The legal case has dogged Credit Suisse for almost a decade and is one of the main outstanding issues facing new owner UBS as it integrates its former rival, bought in a rescue takeover in March. A high-profile civil trial of the “tuna bonds” case will start next month and the defendants deny the case against them.

In the latest ruling on Monday, a judge dismissed attempts by a number of the defendants to join Mozambique’s president Filipe Nyusi as a party to the lawsuit after they argued that he should contribute to any damages if Mozambique won the case.

Nyusi’s lawyers had claimed to the High Court that he should not be brought into the court case because he had immunity from the English courts as a serving head of state.

On Monday, Mr Justice Robin Knowles ruled in favour of Nyusi. He found that the president was entitled to raise the immunity challenge and he had “immunity from the jurisdiction of this court” whilst he was head of state of the republic.

Simon Bushell, partner at Seladore Legal, the law firm representing President Nyusi, said on Monday that the decision was a “welcome and important clarification”. 

The main civil trial is due to last 13 weeks later in 2023. Credit Suisse failed to strike out the case earlier this year after it alleged the proceedings were unfair because of Mozambique’s failures to disclose government documents. Mozambique argued the trial should go ahead and said there had been “strenuous efforts” to obtain documents.

The High Court ruled in July the case should go ahead and said it “was not just, proportionate or necessary” to strike out Mozambique’s case.

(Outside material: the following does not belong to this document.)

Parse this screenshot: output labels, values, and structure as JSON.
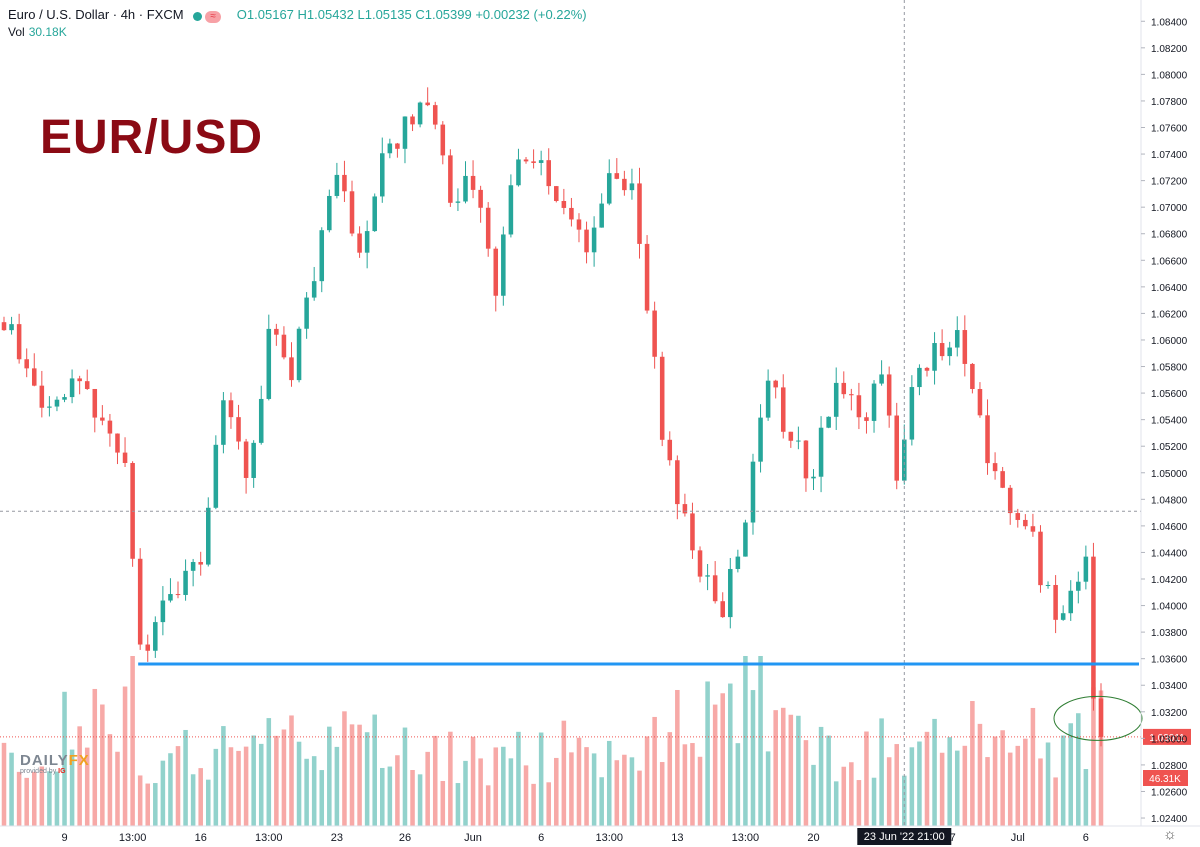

The “tuna bonds” scandal continues to generate controversy. In July, South Africa agreed to extradite Manuel Chang, Mozambique’s former finance minister, to the US, where he faces trial on US fraud charges over the scandal. 

In 2021, Credit Suisse agreed to pay $475mn in fines and forgive $200mn of debt owed by Mozambique in a series of co-ordinated settlements with regulators in the US, UK and Switzerland over its role in the affair.